NORWALK, Conn. – Vinny Mangiacopra knows he has a couple of hurdles to clear if he is become the next mayor of a city that casts a wary eye on “outsiders” and change in general.
“I can’t control where I went to school or my age,” he said recently, answering frequent detractors after addressing a Cinco de Mayo gathering at the South Norwalk Community Center. But he quickly tried to turn both to his advantage.
“I think I bring a fresh perspective, a sense of reality” to the race.
For the record, Mangiacopra, one of four contenders for the Democratic Party nomination to run for Norwalk Mayor, is 31 and graduated from Notre Dame Catholic High in Fairfield. His career has taken him to Bridgeport and Monroe. He is married to a lifelong Norwalker and has lived in Norwalk for eight years.
Mangiacopra said he wants to use his fresh perspective to change the way Republican incumbent Mayor Richard Moccia has done business over the past seven years, and pointed to the City Carting 10-year trash collection and hauling contracts in particular.
“There were several City Carting employees on Moccia’s campaign donor list” in 2011, he said, “three of them for the maximum of $1,000. People figure that’s the way politics are, but it shouldn’t be that way.”
Another area where he said the mayor has been deficient is technology. “Modern-day technology is a part of everyday life,” he said. “It’s how we communicate. I will evaluate it, of course, reach out. It’s a way to get more people involved. That’s my goal, to be a conduit to get more citizens involved” in their government.”
He also cited Moccia’s years in office as an impediment to getting a handle on the city’s finances and spending priorities.
“It is important to get new eyes on the budget, to look at all of the numbers,” he said. “I am not confident we are getting accurate numbers, from past experience,” pointing to discrepancies including the school and NEON budgets, the missing money in the town clerk’s office and losses at Oak Hills Park.
Mangiacopra did not confine his barbs to the mayor, though. He addressed the city’s violent crime, and used the opportunity to take a swipe at the Democratic rival many consider his biggest challenger for the nomination, former Police Chief Harry Rilling.
“We need to get control of the (police department) overtime budget,” he said. “I’ve talked with the rank and file officers. They need more bodies. During Rilling’s 17 years as chief, you would think he could have found a way to get more officers. It’s a matter of priority.”
Rilling has laid out his plan to increase the number of officers if he is elected, but Mangiacopra has his own idea.
“I’m not sure how soon we will be able to get more, but I know I can get them one. On Day 1 of my administration, I will be out there walking with them.”
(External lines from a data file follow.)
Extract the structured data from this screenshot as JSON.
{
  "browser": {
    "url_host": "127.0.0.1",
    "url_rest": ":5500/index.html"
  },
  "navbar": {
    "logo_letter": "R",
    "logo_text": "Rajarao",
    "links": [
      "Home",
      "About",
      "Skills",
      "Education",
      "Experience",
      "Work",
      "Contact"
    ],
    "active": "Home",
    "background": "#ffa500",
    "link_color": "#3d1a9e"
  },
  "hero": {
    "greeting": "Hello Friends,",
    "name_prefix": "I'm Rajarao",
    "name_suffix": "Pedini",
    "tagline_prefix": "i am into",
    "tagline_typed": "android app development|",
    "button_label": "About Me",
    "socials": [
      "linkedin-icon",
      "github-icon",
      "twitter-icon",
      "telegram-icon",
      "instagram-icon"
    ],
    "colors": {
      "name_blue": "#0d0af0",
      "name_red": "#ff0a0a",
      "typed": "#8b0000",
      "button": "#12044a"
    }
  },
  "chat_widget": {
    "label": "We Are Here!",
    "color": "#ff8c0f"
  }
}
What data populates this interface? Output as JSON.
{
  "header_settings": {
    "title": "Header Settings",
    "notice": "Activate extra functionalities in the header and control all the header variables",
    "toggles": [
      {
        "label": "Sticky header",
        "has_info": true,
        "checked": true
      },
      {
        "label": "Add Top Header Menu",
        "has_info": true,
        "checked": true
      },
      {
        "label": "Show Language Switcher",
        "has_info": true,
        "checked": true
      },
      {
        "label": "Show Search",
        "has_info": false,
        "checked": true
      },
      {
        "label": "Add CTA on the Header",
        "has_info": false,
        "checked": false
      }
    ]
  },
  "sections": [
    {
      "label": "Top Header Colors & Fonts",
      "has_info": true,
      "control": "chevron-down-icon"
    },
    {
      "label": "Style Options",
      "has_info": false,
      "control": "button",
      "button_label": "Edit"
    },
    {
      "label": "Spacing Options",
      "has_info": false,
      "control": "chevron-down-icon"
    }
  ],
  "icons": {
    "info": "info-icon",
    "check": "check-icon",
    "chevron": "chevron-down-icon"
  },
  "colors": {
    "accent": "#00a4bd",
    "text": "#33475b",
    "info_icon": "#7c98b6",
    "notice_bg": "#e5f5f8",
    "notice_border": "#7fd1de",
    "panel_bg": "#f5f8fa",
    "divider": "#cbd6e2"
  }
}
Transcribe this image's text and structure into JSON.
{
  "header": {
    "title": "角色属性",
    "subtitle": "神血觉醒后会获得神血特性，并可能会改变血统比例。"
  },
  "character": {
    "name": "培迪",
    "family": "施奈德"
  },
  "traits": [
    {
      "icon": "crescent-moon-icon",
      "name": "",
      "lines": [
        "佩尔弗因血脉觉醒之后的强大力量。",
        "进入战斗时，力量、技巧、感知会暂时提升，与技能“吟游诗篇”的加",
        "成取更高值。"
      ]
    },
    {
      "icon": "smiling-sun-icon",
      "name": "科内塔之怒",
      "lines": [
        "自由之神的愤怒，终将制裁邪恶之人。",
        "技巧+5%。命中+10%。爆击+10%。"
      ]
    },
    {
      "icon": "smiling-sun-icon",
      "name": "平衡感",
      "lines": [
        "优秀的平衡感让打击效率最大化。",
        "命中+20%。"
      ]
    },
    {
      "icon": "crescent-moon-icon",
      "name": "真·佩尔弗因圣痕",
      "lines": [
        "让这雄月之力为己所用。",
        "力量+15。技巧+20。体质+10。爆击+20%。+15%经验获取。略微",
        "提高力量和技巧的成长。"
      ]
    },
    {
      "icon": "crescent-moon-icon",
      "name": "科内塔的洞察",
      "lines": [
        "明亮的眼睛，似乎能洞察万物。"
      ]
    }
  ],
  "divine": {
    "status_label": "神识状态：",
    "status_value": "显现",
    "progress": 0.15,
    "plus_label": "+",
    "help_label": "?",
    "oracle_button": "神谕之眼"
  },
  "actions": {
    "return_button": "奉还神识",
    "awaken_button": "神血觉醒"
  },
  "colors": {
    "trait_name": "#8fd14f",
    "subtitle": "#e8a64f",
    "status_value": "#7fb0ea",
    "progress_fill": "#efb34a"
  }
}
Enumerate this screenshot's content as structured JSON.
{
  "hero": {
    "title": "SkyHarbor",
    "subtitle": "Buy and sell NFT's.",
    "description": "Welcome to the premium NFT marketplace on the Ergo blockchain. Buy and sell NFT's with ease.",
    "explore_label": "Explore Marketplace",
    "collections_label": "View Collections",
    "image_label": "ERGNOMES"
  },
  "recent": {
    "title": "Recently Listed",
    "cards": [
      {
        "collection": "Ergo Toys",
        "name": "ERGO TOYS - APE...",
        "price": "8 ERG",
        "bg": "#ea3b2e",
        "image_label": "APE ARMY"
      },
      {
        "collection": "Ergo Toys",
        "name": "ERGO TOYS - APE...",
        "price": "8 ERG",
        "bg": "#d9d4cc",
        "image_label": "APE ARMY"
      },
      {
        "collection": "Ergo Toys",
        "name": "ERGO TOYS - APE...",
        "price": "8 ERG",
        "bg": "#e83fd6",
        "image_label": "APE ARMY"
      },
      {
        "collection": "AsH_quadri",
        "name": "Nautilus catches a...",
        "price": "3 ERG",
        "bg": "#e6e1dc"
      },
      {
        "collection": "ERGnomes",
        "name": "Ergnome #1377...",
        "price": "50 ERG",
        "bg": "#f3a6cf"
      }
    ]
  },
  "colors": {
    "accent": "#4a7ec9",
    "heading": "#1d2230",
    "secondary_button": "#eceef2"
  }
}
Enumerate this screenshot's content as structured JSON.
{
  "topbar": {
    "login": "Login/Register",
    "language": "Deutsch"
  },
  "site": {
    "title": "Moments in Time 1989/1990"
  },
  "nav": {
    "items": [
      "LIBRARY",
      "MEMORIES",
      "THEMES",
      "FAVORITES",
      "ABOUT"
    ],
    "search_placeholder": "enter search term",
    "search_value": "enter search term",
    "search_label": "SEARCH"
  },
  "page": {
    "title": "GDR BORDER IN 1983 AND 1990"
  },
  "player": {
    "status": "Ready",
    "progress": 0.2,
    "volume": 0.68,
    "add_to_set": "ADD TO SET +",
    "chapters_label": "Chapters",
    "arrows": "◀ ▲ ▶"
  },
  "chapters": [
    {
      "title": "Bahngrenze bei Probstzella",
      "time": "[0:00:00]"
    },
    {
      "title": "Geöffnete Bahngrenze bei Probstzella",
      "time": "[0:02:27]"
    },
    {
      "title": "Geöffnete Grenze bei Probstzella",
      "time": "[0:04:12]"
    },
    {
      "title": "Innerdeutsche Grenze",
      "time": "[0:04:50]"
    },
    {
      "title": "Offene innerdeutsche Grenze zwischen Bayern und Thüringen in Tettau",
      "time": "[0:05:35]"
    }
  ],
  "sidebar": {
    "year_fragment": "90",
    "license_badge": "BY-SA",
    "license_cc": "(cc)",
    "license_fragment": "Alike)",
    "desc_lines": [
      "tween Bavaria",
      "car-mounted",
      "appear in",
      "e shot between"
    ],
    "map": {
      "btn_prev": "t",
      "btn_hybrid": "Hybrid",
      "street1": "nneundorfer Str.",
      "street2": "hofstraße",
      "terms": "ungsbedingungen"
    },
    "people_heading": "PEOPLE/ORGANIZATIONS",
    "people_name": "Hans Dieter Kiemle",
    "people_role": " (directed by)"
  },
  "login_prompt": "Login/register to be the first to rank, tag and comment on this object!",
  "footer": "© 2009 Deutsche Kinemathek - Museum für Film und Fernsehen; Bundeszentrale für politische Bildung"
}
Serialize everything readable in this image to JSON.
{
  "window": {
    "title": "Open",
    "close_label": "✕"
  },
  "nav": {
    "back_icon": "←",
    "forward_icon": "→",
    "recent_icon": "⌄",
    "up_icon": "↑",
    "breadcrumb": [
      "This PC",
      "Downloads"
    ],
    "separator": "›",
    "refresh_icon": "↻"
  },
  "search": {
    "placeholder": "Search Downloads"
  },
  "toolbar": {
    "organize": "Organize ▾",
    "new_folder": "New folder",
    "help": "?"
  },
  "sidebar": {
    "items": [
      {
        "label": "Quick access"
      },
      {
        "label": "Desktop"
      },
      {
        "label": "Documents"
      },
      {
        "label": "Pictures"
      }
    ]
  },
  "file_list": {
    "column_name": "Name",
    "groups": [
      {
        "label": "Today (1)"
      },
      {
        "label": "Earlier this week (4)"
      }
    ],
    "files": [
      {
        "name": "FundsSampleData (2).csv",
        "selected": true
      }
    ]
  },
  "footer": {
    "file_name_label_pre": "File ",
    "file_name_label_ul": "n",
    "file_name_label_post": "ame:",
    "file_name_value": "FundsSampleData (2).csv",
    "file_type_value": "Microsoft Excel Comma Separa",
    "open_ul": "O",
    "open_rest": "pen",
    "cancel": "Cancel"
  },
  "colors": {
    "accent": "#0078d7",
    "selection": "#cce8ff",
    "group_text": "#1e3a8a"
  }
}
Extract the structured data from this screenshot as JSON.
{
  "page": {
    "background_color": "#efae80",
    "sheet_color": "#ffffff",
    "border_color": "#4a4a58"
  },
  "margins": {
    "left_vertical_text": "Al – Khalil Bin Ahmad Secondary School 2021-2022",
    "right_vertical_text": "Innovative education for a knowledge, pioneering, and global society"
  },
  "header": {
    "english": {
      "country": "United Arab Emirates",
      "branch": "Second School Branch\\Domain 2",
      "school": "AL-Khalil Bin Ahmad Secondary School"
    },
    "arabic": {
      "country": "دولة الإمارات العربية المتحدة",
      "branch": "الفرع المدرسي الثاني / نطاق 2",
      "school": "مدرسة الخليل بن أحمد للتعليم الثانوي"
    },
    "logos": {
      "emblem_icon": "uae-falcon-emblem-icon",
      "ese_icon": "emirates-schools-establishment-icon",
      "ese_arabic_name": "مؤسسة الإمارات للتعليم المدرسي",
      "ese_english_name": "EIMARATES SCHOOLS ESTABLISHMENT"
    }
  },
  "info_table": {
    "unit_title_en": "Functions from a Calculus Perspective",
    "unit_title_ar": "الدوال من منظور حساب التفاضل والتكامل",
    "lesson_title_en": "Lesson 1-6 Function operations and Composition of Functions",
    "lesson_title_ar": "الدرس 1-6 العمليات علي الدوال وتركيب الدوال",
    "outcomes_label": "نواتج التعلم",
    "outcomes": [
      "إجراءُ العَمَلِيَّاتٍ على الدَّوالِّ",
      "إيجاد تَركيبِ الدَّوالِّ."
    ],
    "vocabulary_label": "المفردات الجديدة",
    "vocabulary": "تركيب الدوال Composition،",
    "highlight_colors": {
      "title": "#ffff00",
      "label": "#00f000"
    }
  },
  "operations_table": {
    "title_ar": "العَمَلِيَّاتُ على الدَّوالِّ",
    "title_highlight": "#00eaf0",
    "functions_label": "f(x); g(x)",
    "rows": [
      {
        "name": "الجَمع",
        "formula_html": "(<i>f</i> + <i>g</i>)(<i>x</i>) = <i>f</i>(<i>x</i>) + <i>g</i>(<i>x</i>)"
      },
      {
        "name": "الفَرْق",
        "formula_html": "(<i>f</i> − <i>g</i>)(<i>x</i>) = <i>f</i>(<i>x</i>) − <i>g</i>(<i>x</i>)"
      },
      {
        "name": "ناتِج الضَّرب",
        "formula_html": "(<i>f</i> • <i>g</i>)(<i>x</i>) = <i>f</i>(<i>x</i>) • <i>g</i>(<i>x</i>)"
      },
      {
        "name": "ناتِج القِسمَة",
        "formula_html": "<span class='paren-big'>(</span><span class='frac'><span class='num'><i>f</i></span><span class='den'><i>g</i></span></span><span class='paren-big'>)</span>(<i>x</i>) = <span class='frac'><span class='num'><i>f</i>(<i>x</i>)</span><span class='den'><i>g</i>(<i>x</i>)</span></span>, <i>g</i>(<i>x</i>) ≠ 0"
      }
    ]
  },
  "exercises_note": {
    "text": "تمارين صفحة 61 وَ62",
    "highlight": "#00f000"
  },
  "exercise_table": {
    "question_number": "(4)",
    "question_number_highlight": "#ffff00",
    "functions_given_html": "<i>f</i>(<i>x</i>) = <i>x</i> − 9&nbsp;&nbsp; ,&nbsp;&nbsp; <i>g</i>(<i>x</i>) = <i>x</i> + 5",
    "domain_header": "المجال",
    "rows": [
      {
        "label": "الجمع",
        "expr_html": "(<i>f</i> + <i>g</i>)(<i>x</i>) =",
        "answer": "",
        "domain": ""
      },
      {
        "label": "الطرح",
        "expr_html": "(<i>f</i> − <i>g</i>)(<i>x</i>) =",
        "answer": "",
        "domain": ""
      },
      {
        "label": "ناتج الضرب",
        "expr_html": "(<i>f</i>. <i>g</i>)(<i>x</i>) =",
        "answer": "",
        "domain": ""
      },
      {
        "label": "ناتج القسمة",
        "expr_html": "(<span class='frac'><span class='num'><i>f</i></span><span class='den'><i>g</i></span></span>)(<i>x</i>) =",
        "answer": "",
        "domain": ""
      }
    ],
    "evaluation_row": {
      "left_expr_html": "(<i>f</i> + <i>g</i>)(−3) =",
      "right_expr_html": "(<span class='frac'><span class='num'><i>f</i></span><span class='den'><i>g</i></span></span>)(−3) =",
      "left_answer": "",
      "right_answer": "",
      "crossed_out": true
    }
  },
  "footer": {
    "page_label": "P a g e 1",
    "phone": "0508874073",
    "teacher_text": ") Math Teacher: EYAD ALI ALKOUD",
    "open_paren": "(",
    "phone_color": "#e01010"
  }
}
Mangiacopra said there is a problem between some segments of the Norwalk population and the police. “It’s a cultural issue with the community and the police department. We need to change that.” He talked about creating a bridge as mayor between the police and the community.
“As mayor, I’ll be held accountable for everything,” he said, “and the police chief will be accountable.”
The great thing is there’s a distinct choice now,” he said, setting up a veiled swipe at Rilling and his other opponents, veteran Common Councilman Matt Miklave and former town clerk and former mayoral candidate Andy Garfunkel. “It’s not going to be the lesser of two evils. We will have two candidates who will take things in distinctly different directions.”